Delegate Johnson decided to retire from the assembly and not seek re-election last year. We stopped at his law office to take a look back at his career.
28 years of public service hang on the walls of Joe Johnson's law practice in Abingdon. For the first time since 1965, Johnson will not be making that trip to Richmond the first week in January.
That first trip as a new delegate was a bit intimidating. "The first session I was a little bit intimated. At that time I was very young. I really didn't know what was going on," he told us. "The old timers were very protective with their power and they didn't share it with young delegates," Delegate Johnson said.

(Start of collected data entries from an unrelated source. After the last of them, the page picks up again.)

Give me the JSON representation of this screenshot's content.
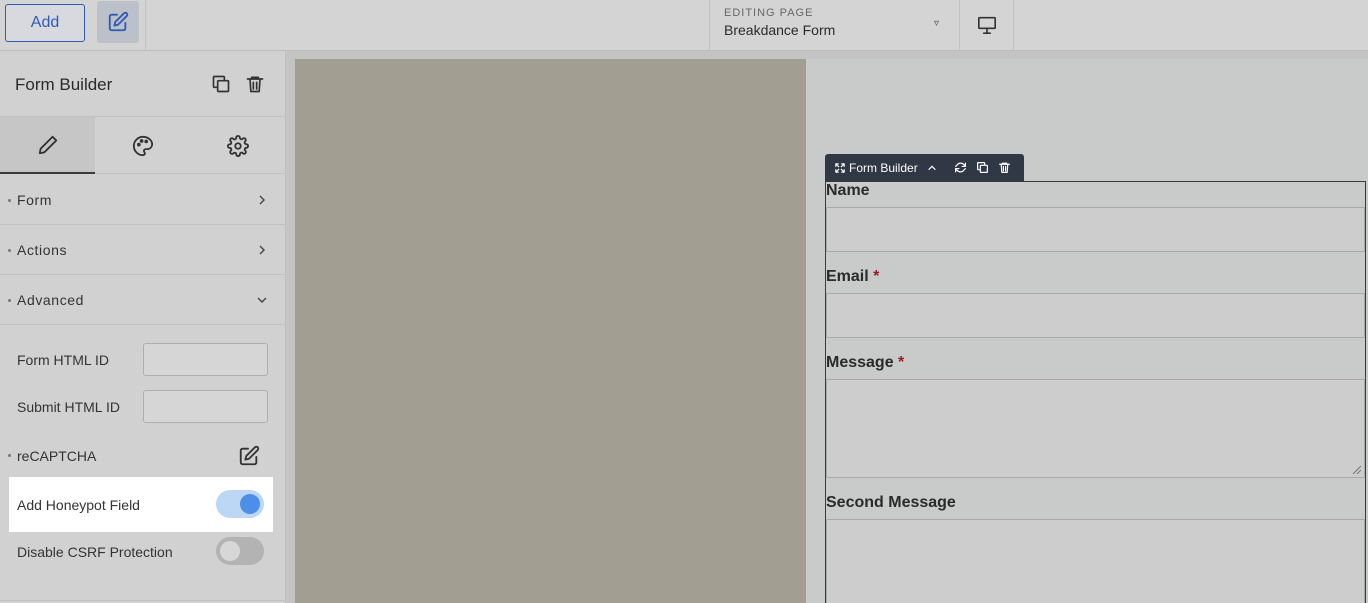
{
  "topbar": {
    "add_label": "Add",
    "editing_label": "EDITING PAGE",
    "editing_value": "Breakdance Form"
  },
  "panel": {
    "title": "Form Builder",
    "tabs": [
      {
        "name": "content",
        "icon": "pencil-icon"
      },
      {
        "name": "style",
        "icon": "palette-icon"
      },
      {
        "name": "settings",
        "icon": "gear-icon"
      }
    ],
    "sections": [
      {
        "label": "Form",
        "expanded": false
      },
      {
        "label": "Actions",
        "expanded": false
      },
      {
        "label": "Advanced",
        "expanded": true
      }
    ],
    "advanced": {
      "form_html_id_label": "Form HTML ID",
      "form_html_id_value": "",
      "submit_html_id_label": "Submit HTML ID",
      "submit_html_id_value": "",
      "recaptcha_label": "reCAPTCHA",
      "honeypot_label": "Add Honeypot Field",
      "honeypot_enabled": true,
      "csrf_label": "Disable CSRF Protection",
      "csrf_enabled": false
    }
  },
  "canvas": {
    "toolbar_label": "Form Builder",
    "fields": [
      {
        "label": "Name",
        "required": false
      },
      {
        "label": "Email",
        "required": true
      },
      {
        "label": "Message",
        "required": true
      },
      {
        "label": "Second Message",
        "required": false
      }
    ],
    "required_marker": "*"
  },
  "colors": {
    "accent": "#2f5ab5",
    "toggle_on": "#4d8fe8",
    "required": "#9a1b1b",
    "toolbar_bg": "#313845"
  }
}
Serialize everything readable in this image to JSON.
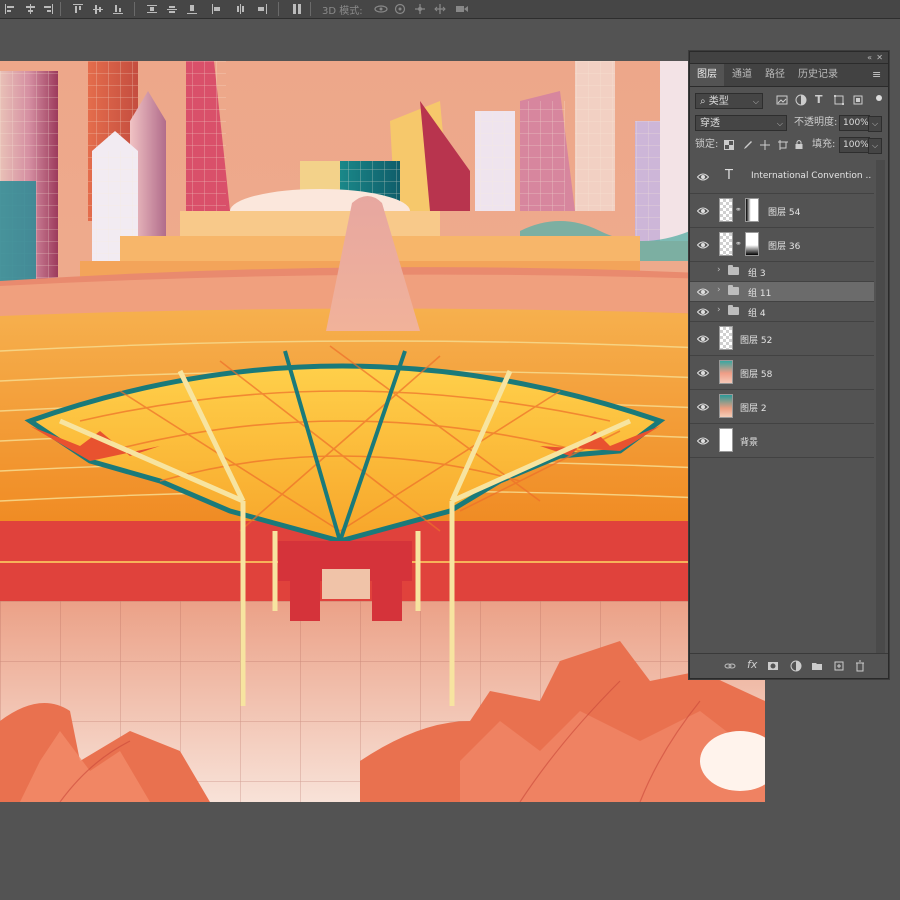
{
  "options_bar": {
    "mode_3d_label": "3D 模式:"
  },
  "layers_panel": {
    "tabs": [
      {
        "label": "图层",
        "active": true
      },
      {
        "label": "通道",
        "active": false
      },
      {
        "label": "路径",
        "active": false
      },
      {
        "label": "历史记录",
        "active": false
      }
    ],
    "filter_kind": "类型",
    "blend_mode": "穿透",
    "opacity_label": "不透明度:",
    "opacity_value": "100%",
    "lock_label": "锁定:",
    "fill_label": "填充:",
    "fill_value": "100%",
    "layers": [
      {
        "type": "text",
        "name": "International Convention ...",
        "visible": true
      },
      {
        "type": "masked",
        "name": "图层 54",
        "visible": true
      },
      {
        "type": "masked",
        "name": "图层 36",
        "visible": true
      },
      {
        "type": "group",
        "name": "组 3",
        "visible": false
      },
      {
        "type": "group",
        "name": "组 11",
        "visible": true,
        "selected": true
      },
      {
        "type": "group",
        "name": "组 4",
        "visible": true
      },
      {
        "type": "pixel",
        "name": "图层 52",
        "visible": true,
        "thumb": "checker"
      },
      {
        "type": "pixel",
        "name": "图层 58",
        "visible": true,
        "thumb": "gradient"
      },
      {
        "type": "pixel",
        "name": "图层 2",
        "visible": true,
        "thumb": "gradient"
      },
      {
        "type": "pixel",
        "name": "背景",
        "visible": true,
        "thumb": "white"
      }
    ],
    "footer_icons": [
      "link-icon",
      "fx-icon",
      "mask-icon",
      "adjustment-icon",
      "folder-icon",
      "new-layer-icon",
      "trash-icon"
    ]
  },
  "colors": {
    "workspace": "#535353",
    "panel": "#535353",
    "selected_row": "#6b6b6b",
    "canvas_sky": "#eda98a"
  }
}
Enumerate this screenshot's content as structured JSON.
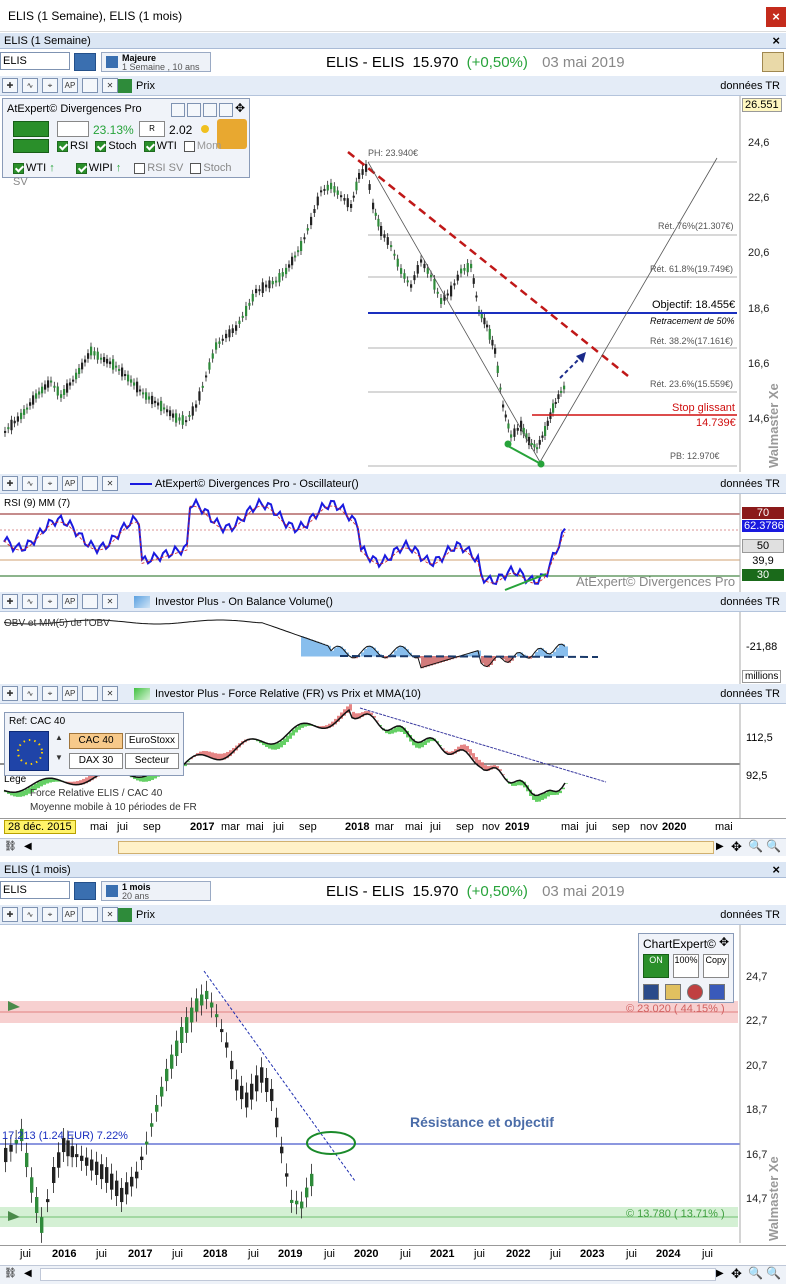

That young delegate turned into an elder statesman as he was elected to represent the voters of Southwest Virginia time after time.
One of his secrets was to put the region first in what ever he did. "I was elected as a Democrat, been a Democrat all these years. But when I got to Richmond I forgot about whether I was a Democrat or Republican. I tried to maybe support and work for those things that would be good for Southwest Virginia," Johnson says.
One of those things was keeping tobacco settlement money out of the general fund and reinvesting it back into the region. "The scholarships for our students at the higher education center, the community college, you can't put a price tag on what that's meant to so many students in order for them to get an education," he said.
He has a motto that sticks on his desk that he lives by each day. "When I get up in the morning three things that I think about -- I smile, I shake hands, and I say thank you. If a politician could do that and forget about politics, you can accomplish a lot of things," he said.